Wall Street has turned decisively negative on CPB ahead of Monday's June 8 print — and the analyst downgrades are the sharpest signal heading into results.
The past week has brought an unusual wave of cuts. Bernstein downgraded to Underperform and trimmed its target to $19 on June 3 — one day before the print. UBS, already at Sell, lowered its target to $19 on June 2. Stephens downgraded to Equal-Weight on June 1, slashing its target from $28 to $21. Evercore ISI trimmed to $24 from $26 while staying neutral. The direction of travel is unambiguous: across the past six weeks, virtually every analyst who has touched CPB has cut their target, and several have cut their ratings too. The consensus has settled at Hold, with 13 holds and 4 underperform ratings in the mix, and a mean target of $22.28 — barely 6% above Monday's close of $20.99.
The bear case runs deeper than the numbers. Bulls point to Campbell's iconic brands and a portfolio spanning soups, snacks, and simple meals, arguing the stock's ~9x EV/EBITDA multiple already prices in the bad news. Bears see a company facing structural volume headwinds, rising input costs, and EPS momentum that has turned sharply negative — the 30-day EPS momentum factor ranks in the 27th percentile, the 90-day in the 15th. Multiple cuts on the heels of March's print — when the stock fell more than 12% on the day and nearly 15% over the following five sessions — suggest analysts see more risk than reward at current levels.

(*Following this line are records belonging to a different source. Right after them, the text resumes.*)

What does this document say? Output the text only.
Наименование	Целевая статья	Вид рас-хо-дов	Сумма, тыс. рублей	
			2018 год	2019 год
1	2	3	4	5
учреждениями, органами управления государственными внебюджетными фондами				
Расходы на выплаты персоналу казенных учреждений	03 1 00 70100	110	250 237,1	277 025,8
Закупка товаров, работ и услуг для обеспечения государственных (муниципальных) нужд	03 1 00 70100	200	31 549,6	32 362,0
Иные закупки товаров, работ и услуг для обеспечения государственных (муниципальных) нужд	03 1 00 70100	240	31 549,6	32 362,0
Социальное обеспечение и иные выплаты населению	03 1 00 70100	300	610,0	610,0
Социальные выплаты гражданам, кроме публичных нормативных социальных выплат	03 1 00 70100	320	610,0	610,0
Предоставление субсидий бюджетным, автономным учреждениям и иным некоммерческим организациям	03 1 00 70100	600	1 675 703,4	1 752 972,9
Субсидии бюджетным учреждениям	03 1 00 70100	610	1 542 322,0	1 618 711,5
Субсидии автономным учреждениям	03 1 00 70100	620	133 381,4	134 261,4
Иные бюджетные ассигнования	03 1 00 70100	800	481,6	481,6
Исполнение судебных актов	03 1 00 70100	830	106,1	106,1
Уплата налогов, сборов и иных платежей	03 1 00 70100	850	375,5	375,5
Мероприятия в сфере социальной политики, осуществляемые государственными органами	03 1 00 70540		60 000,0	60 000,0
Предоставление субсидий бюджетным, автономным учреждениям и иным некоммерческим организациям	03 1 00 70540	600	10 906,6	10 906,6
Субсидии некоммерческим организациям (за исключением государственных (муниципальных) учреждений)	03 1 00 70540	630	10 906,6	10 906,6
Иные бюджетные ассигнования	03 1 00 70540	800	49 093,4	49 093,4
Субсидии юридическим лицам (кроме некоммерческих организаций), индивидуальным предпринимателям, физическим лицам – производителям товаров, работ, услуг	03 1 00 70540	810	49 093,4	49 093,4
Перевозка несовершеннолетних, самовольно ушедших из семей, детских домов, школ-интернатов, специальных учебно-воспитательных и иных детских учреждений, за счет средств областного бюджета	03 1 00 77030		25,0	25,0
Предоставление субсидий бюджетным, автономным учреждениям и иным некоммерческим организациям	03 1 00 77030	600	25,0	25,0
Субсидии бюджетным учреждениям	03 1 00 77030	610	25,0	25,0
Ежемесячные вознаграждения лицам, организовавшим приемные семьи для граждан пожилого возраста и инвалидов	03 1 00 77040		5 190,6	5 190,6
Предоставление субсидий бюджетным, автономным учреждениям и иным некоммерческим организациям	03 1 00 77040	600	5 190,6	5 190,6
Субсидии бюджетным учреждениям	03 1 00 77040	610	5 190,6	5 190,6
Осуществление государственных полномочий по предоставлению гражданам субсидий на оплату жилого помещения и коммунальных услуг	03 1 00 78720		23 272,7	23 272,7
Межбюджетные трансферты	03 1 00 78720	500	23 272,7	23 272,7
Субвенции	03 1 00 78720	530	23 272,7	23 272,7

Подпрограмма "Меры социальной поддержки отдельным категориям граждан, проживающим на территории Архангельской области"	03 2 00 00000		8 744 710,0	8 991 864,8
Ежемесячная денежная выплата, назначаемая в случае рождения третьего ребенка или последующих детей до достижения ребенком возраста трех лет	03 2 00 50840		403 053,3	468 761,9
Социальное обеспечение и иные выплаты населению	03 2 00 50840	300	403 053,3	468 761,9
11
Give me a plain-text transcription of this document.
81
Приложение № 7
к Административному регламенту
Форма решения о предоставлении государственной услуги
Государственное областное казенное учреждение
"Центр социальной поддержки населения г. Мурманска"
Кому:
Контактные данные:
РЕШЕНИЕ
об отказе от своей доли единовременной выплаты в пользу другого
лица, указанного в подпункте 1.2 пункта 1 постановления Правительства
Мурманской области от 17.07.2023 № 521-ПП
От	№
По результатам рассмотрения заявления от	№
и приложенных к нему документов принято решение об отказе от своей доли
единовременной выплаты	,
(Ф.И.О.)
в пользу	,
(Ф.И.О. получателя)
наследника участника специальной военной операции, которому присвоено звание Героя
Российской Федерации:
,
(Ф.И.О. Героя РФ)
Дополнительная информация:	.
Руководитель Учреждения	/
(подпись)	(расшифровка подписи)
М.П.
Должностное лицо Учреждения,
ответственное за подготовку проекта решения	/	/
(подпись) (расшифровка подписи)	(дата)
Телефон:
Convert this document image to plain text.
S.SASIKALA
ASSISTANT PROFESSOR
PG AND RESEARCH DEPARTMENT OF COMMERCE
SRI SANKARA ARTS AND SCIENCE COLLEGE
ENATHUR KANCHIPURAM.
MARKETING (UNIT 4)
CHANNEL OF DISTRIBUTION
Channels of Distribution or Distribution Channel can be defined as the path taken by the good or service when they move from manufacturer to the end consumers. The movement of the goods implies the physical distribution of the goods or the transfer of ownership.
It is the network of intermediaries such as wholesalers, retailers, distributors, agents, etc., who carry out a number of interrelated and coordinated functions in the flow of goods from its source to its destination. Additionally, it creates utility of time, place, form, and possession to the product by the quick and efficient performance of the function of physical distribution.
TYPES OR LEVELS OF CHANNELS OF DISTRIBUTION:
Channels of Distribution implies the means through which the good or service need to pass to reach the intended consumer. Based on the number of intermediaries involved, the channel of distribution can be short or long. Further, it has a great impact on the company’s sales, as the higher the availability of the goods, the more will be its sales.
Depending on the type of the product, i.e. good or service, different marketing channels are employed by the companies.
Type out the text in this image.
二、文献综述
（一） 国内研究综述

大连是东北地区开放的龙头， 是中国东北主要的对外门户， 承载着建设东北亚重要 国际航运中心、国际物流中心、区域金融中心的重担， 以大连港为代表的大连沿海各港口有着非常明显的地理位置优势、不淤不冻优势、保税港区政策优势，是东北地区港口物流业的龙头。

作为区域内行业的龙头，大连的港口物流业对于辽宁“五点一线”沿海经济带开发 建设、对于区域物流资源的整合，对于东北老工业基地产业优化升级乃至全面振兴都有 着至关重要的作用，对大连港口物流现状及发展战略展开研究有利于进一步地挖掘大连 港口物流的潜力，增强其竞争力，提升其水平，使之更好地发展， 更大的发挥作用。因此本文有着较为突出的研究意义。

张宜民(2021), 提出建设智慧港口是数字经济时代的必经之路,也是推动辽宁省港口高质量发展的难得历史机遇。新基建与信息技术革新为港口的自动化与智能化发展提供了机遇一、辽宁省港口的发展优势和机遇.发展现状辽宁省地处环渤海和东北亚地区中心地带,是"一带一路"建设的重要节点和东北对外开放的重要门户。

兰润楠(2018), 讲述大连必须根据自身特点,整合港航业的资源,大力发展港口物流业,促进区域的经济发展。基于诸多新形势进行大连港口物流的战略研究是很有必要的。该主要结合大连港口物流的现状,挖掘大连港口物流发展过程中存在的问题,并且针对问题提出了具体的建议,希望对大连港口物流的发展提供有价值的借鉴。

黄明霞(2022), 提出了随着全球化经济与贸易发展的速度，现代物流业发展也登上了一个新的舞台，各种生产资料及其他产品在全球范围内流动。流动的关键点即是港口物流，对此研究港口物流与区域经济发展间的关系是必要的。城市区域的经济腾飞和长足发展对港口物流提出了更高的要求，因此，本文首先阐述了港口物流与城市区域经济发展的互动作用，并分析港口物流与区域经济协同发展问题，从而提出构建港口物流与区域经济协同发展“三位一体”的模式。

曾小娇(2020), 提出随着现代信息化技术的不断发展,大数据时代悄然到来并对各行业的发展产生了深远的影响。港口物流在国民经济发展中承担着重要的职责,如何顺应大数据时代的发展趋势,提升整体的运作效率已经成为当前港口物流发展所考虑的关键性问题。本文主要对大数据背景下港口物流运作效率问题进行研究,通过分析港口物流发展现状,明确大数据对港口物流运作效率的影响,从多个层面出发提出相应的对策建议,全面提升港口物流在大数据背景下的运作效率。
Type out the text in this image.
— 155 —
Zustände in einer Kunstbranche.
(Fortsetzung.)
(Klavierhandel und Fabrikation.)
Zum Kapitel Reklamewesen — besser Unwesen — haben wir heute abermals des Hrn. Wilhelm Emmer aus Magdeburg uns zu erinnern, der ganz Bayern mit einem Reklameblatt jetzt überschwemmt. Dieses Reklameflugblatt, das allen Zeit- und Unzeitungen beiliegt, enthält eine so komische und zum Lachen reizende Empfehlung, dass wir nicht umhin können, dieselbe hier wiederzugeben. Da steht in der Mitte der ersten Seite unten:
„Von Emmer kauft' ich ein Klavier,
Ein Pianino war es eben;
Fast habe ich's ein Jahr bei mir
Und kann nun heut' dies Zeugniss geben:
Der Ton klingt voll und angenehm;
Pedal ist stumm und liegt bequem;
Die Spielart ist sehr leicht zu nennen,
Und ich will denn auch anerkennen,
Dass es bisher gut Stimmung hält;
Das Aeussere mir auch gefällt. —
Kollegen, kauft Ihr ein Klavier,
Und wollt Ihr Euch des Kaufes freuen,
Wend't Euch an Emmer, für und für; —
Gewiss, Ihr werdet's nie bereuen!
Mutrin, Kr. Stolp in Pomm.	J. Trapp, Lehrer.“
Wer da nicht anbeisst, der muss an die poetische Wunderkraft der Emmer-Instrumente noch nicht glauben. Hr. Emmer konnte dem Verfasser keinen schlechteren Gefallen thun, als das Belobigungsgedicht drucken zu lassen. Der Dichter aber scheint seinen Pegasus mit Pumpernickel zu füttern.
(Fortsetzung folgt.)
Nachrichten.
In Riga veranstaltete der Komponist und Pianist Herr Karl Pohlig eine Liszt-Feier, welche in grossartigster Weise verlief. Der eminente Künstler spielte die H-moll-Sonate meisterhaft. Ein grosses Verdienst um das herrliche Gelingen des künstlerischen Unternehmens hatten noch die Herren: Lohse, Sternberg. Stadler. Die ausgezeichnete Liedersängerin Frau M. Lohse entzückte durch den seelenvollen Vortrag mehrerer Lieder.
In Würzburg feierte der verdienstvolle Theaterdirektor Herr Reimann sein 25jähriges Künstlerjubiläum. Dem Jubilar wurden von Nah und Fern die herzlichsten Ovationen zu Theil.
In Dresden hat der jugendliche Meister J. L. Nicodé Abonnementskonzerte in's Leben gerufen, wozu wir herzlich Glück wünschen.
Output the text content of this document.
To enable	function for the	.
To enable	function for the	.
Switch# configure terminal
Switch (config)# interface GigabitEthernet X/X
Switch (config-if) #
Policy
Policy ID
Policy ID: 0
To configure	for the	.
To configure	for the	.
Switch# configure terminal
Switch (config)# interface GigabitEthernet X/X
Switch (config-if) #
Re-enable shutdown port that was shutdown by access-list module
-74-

The short positioning, detailed in yesterday's ORTEX note, remains extreme and largely unchanged: SI close to 18% of free float, borrow costs running at 6.3%, and availability at its tightest level of the past 52 weeks. Options traders are notably calm by contrast. The put/call ratio of 0.66 is almost exactly in line with its 20-day average, with a z-score barely above zero — suggesting options positioning is not reflecting the same urgency that short sellers and analysts are expressing. Peers offered little relief this week: GIS and CAG both drifted lower, with CAG off more than 2%, reinforcing that sector-wide headwinds are real rather than idiosyncratic to Campbell's.
Monday's print will test whether the company can deliver enough on margins and volume to blunt a wall of freshly lowered expectations — or validate the cluster of downgrades that landed on its doorstep this week.